= GAP insurance =

Type of vehicle insurance

Guaranteed Asset Protection (GAP) insurance (also known as GAPS) is a type of car insurance in the North American financial industry. GAP insurance protects the borrower if the car is written off or totalled by paying the remaining difference between the actual cash value of a vehicle and the balance still owed on the financing. GAP coverage is mainly used on new and used small vehicles (cars and trucks) and heavy trucks. Some financing companies and lease contracts require it.

GAP insurance covers the amount on a loan that is the difference between the amount owed and the amount covered by another insurance policy. Some GAP policies also cover the deductible. This coverage is marketed for low down payment loans, high interest rate loans and loans with 60 month or longer terms. GAP insurance is typically offered by a finance company at time of purchase. Most auto insurance companies offer this coverage to consumers. GAP insurance is often paid upfront and the purchaser is usually entitled to a refund of the unused portion of the premium if the vehicle is sold or refinanced before the end of the loan term.
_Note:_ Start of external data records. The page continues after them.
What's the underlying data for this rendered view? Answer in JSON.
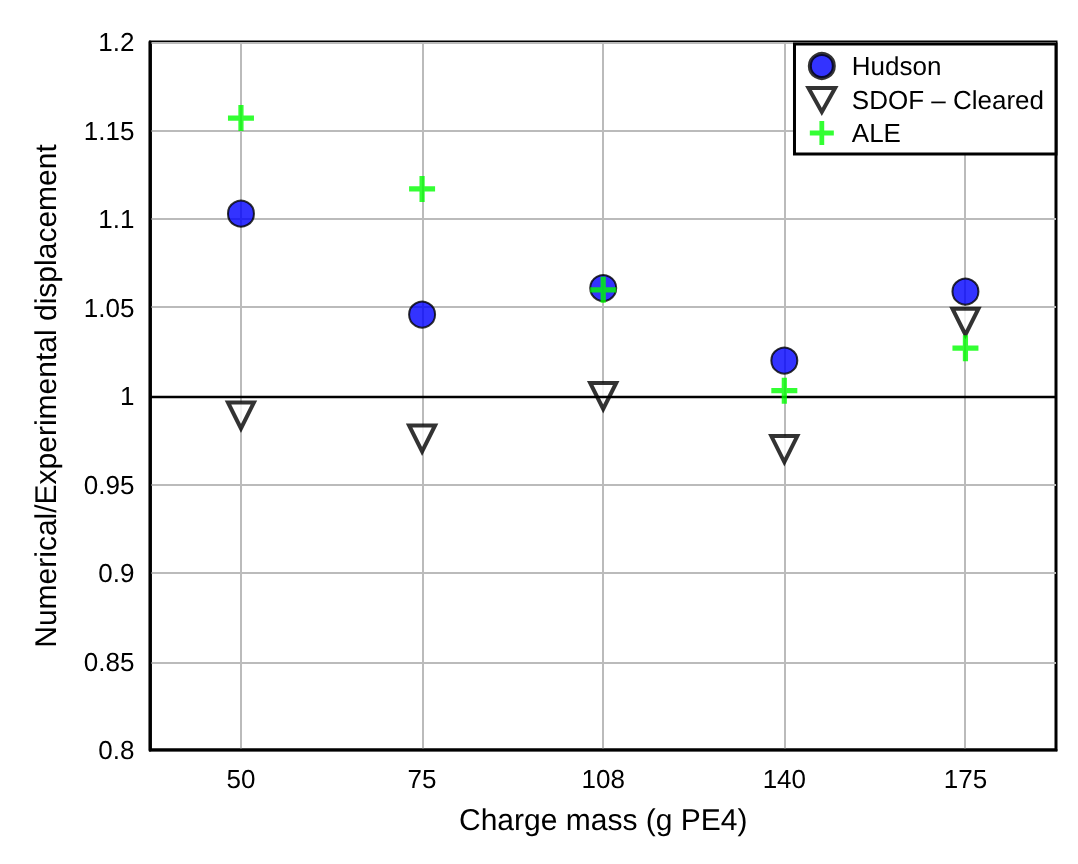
{
  "chart_data": {
    "type": "scatter",
    "xlabel": "Charge mass (g PE4)",
    "ylabel": "Numerical/Experimental displacement",
    "categories": [
      "50",
      "75",
      "108",
      "140",
      "175"
    ],
    "series": [
      {
        "name": "Hudson",
        "color": "#0000ff",
        "marker": "circle",
        "values": [
          1.103,
          1.046,
          1.061,
          1.02,
          1.059
        ]
      },
      {
        "name": "SDOF – Cleared",
        "color": "#000000",
        "marker": "triangle",
        "values": [
          0.989,
          0.976,
          1.0,
          0.97,
          1.042
        ]
      },
      {
        "name": "ALE",
        "color": "#00ff00",
        "marker": "cross",
        "values": [
          1.157,
          1.117,
          1.06,
          1.003,
          1.027
        ]
      }
    ],
    "ylim": [
      0.8,
      1.2
    ],
    "yticks": [
      0.8,
      0.85,
      0.9,
      0.95,
      1,
      1.05,
      1.1,
      1.15,
      1.2
    ],
    "ref_lines": [
      {
        "axis": "y",
        "value": 1,
        "color": "#000000"
      }
    ],
    "grid": true,
    "legend": "top right"
  }
}
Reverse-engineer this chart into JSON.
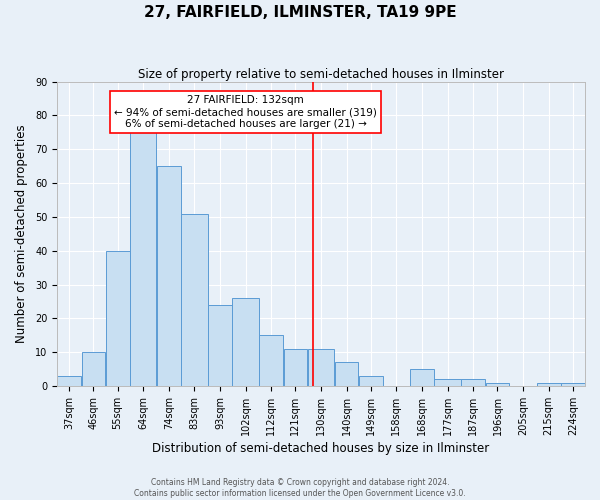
{
  "title": "27, FAIRFIELD, ILMINSTER, TA19 9PE",
  "subtitle": "Size of property relative to semi-detached houses in Ilminster",
  "xlabel": "Distribution of semi-detached houses by size in Ilminster",
  "ylabel": "Number of semi-detached properties",
  "footer_line1": "Contains HM Land Registry data © Crown copyright and database right 2024.",
  "footer_line2": "Contains public sector information licensed under the Open Government Licence v3.0.",
  "bin_labels": [
    "37sqm",
    "46sqm",
    "55sqm",
    "64sqm",
    "74sqm",
    "83sqm",
    "93sqm",
    "102sqm",
    "112sqm",
    "121sqm",
    "130sqm",
    "140sqm",
    "149sqm",
    "158sqm",
    "168sqm",
    "177sqm",
    "187sqm",
    "196sqm",
    "205sqm",
    "215sqm",
    "224sqm"
  ],
  "bin_edges": [
    37,
    46,
    55,
    64,
    74,
    83,
    93,
    102,
    112,
    121,
    130,
    140,
    149,
    158,
    168,
    177,
    187,
    196,
    205,
    215,
    224,
    233
  ],
  "counts": [
    3,
    10,
    40,
    75,
    65,
    51,
    24,
    26,
    15,
    11,
    11,
    7,
    3,
    0,
    5,
    2,
    2,
    1,
    0,
    1,
    1
  ],
  "bar_face_color": "#c8dff2",
  "bar_edge_color": "#5b9bd5",
  "vline_x": 132,
  "vline_color": "red",
  "annotation_title": "27 FAIRFIELD: 132sqm",
  "annotation_line1": "← 94% of semi-detached houses are smaller (319)",
  "annotation_line2": "6% of semi-detached houses are larger (21) →",
  "ylim": [
    0,
    90
  ],
  "yticks": [
    0,
    10,
    20,
    30,
    40,
    50,
    60,
    70,
    80,
    90
  ],
  "background_color": "#e8f0f8",
  "grid_color": "white",
  "title_fontsize": 11,
  "subtitle_fontsize": 8.5,
  "axis_label_fontsize": 8.5,
  "tick_fontsize": 7,
  "annotation_fontsize": 7.5,
  "footer_fontsize": 5.5
}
There are two ways of getting GAP coverage. The first type is an insurance policy sold by a broker. The second type is a waiver agreement sold by a Finance & Insurance Manager. The first is regulated by the insurance industry, the second is unregulated. In either case coverage is usually the same and sold as a soft product through the car dealership. Coverage is usually financed along with the lease/loan. Claims are subject to a total loss. The total loss is usually determined by the primary insurance company’s third-party appraiser.

Exclusions to GAP insurance vary by country or state. Some exclusions include a maximum loss limit of $50,000 while others require a loan term of less than 84 months. GAP is an optional purchase, but many states in the US require that a car dealership offer GAP at the point of purchase. Other states require insurers to offer GAP if a client requests it. States such as Louisiana require that the purchaser sign a disclosure document as proof. Although GAP is optional, some finance companies require GAP as a condition to obtaining a loan. The Truth in Lending Act excludes GAP premiums from financial charges if GAP was not required by the creditor, the premiums were disclosed in writing, and the consumer provides a written request for the insurance.